At the punishment hearing, Zambrano did not object or assert either of his
disproportionate-sentence claims when the trial court pronounced his sixty-year
1 This case is before this Court on transfer from the Tenth Court of Appeals in Waco pursuant to a docket-equalization order issued by the Supreme Court of Texas. See TEX. GOV’T CODE ANN. § 73.001. 2 sentence. Indeed, the trial court twice asked Zambrano whether there was a legal reason
why sentence should not be imposed, and Zambrano twice responded, “No, Judge.”

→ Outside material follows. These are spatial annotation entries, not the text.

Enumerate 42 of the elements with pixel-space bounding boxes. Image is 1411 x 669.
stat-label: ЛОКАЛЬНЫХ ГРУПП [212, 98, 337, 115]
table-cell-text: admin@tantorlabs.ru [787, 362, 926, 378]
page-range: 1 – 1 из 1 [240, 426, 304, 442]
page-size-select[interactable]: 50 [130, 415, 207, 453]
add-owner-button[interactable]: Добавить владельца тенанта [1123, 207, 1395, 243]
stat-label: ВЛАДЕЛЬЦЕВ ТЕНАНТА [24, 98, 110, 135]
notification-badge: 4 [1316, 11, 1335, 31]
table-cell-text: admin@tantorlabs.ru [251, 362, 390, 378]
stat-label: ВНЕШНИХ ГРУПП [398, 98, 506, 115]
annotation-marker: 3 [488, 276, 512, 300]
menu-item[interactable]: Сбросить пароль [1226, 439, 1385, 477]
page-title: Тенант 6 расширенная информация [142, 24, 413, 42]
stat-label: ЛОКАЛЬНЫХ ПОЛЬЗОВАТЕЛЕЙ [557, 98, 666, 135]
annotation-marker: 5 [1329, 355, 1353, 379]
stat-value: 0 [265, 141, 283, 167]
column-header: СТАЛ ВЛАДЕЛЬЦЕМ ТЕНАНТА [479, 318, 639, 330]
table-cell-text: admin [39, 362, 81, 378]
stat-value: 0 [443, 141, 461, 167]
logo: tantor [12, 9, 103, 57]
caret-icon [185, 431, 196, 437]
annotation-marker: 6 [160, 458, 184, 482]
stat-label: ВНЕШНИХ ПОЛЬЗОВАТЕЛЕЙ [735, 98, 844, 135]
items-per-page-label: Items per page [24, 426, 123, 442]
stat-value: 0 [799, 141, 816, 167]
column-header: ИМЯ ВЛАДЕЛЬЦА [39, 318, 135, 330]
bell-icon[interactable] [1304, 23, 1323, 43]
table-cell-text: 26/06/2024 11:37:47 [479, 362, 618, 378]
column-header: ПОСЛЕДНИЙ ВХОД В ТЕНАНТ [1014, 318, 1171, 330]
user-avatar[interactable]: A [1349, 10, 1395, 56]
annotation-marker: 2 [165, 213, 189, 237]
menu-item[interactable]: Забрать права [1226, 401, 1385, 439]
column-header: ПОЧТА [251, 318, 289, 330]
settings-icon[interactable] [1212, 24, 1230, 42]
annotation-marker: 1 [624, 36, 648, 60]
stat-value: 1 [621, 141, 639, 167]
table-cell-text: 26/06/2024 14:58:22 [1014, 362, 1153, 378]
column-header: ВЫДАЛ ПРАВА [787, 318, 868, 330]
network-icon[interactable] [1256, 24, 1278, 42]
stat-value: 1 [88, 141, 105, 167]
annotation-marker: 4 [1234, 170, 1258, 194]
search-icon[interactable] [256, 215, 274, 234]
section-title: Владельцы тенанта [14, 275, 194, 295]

Zambrano also stated he had “no objection” to the judgment. Furthermore, Zambrano
failed to raise any disproportionate-sentence claim in a motion for new trial or other post-
trial motion. Therefore, Zambrano’s two issues are not preserved for our review. See TEX.
R. APP. P. 33.1(a); Rusell, 341 S.W.3d at 527–28; Noland, 264 S.W.3d at 151; see also
Mercado, 716 S.W.2d at 296; Molina v. State, No. 10-20-00078-CR, 2021 WL 4462191,
*1 (Tex. App—Waco Sept. 29, 2021 no pet.) (mem. op., not designated for publication)
(affirming judgment where appellant failed to preserve his grossly disproportionate
sentence claims). Zambrano’s issues are overruled.
II. CONCLUSION
We affirm the judgment of the trial court.
NORA L. LONGORIA Justice
Do not publish. TEX. R. APP. P. 47.2 (b).
Delivered and filed on the 27th day of April, 2023.